Colonial Encounters and the History of Hijra Survival
Kashish Dua
GOVERNING GENDER AND SEXUALITY IN COLONIAL INDIA: THE HIJRA, C.1850–1900 by Jessica Hinchy Cambridge University Press, 2021, 305 pp., 895.00
October 2021, volume 45, No 10

In writing Governing Gender and Sexuality in Colonial India, Jessica Hinchy has given the world of gender and sexuality studies a much required in-depth history of the Hijra community. Based on years of her archival research published as independent papers in different journals, this book is also the story of encounters with violence, resistance, and resilience. Hidden behind the detailed academic analysis is the tale of survival of a community whose non-normativity and visibility made it a target of colonial control, surveillance, discrimination and even extermination.
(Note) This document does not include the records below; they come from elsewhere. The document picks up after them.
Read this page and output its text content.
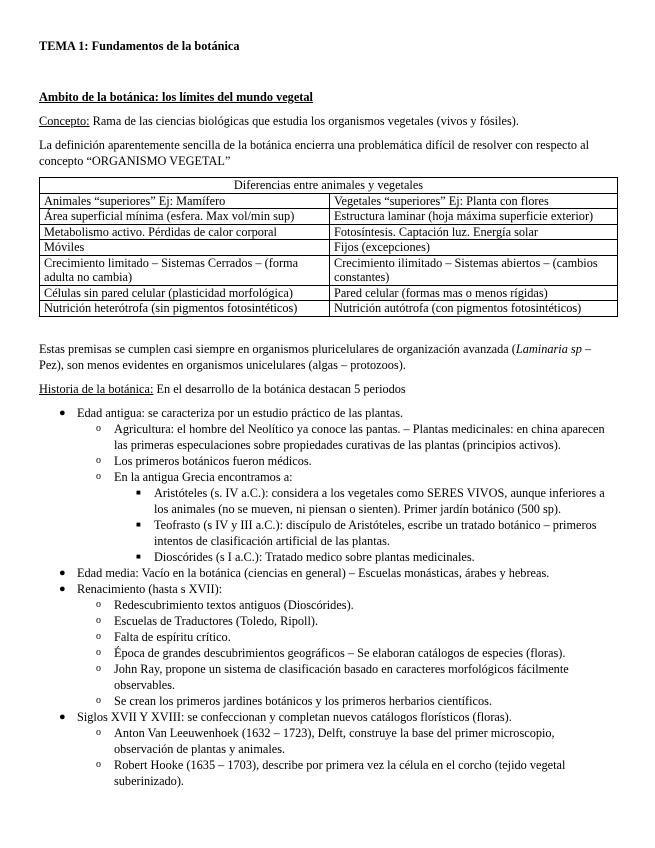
TEMA 1: Fundamentos de la botánica

Ambito de la botánica: los límites del mundo vegetal

Concepto: Rama de las ciencias biológicas que estudia los organismos vegetales (vivos y fósiles).

La definición aparentemente sencilla de la botánica encierra una problemática difícil de resolver con respecto al concepto “ORGANISMO VEGETAL”

Diferencias entre animales y vegetales	
Animales “superiores” Ej: Mamífero	Vegetales “superiores” Ej: Planta con flores
Área superficial mínima (esfera. Max vol/min sup)	Estructura laminar (hoja máxima superficie exterior)
Metabolismo activo. Pérdidas de calor corporal	Fotosíntesis. Captación luz. Energía solar
Móviles	Fijos (excepciones)
Crecimiento limitado – Sistemas Cerrados – (forma adulta no cambia)	Crecimiento ilimitado – Sistemas abiertos – (cambios constantes)
Células sin pared celular (plasticidad morfológica)	Pared celular (formas mas o menos rígidas)
Nutrición heterótrofa (sin pigmentos fotosintéticos)	Nutrición autótrofa (con pigmentos fotosintéticos)

Estas premisas se cumplen casi siempre en organismos pluricelulares de organización avanzada (Laminaria sp – Pez), son menos evidentes en organismos unicelulares (algas – protozoos).

Historia de la botánica: En el desarrollo de la botánica destacan 5 periodos

● Edad antigua: se caracteriza por un estudio práctico de las plantas.
o Agricultura: el hombre del Neolítico ya conoce las pantas. – Plantas medicinales: en china aparecen las primeras especulaciones sobre propiedades curativas de las plantas (principios activos).
o Los primeros botánicos fueron médicos.
o En la antigua Grecia encontramos a:
■ Aristóteles (s. IV a.C.): considera a los vegetales como SERES VIVOS, aunque inferiores a los animales (no se mueven, ni piensan o sienten). Primer jardín botánico (500 sp).
■ Teofrasto (s IV y III a.C.): discípulo de Aristóteles, escribe un tratado botánico – primeros intentos de clasificación artificial de las plantas.
■ Dioscórides (s I a.C.): Tratado medico sobre plantas medicinales.
● Edad media: Vacío en la botánica (ciencias en general) – Escuelas monásticas, árabes y hebreas.
● Renacimiento (hasta s XVII):
o Redescubrimiento textos antiguos (Dioscórides).
o Escuelas de Traductores (Toledo, Ripoll).
o Falta de espíritu crítico.
o Época de grandes descubrimientos geográficos – Se elaboran catálogos de especies (floras).
o John Ray, propone un sistema de clasificación basado en caracteres morfológicos fácilmente observables.
o Se crean los primeros jardines botánicos y los primeros herbarios científicos.
● Siglos XVII Y XVIII: se confeccionan y completan nuevos catálogos florísticos (floras).
o Anton Van Leeuwenhoek (1632 – 1723), Delft, construye la base del primer microscopio, observación de plantas y animales.
o Robert Hooke (1635 – 1703), describe por primera vez la célula en el corcho (tejido vegetal suberinizado).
The significance of Hinchy’s work lies in unearthing the hitherto under-studied colonial Hijra archive and more significant conclusions that she draws towards an understanding of sexual regulation.

Opening the book with a discussion of a Hijra named Bhoorah and her murder in 1852 in a north Indian district, Hinchy sets the tone for what can qualify as a provincial study. With a primary focus on the North-Western Provinces where Bhoorah lived, the book is divided into three parts viz. ‘Solving the “Eunuch Problem”’, ‘Multiple Narratives of Hijra-hood’ and  ‘Surviving Criminalization and Elimination’ that span over nine chapters. Questions such as why the Hijra community’s management became a necessary task for the colonial government, how the community was depicted in European accounts, and what led to the materialization of the Hijra panic amongst British officials of North India are addressed in Part 1 of the book. Here, Hinchy examines the British commentators’ use of metaphors of dirt and contamination for Hijras. This in addition to their categorization as ‘habitual sodomites’ offers an insight into the Hijra community’s problematic relationship with the colonial social order that viewed them as an ungovernable population. What is fascinating is how Hinchy highlights the spatial aspect of ‘the eunuch problem’ by focusing on the role that mobility of Hijras for alms-collection played in their branding as criminals and for holding them responsible for spreading sodomy, resulting in moral panic.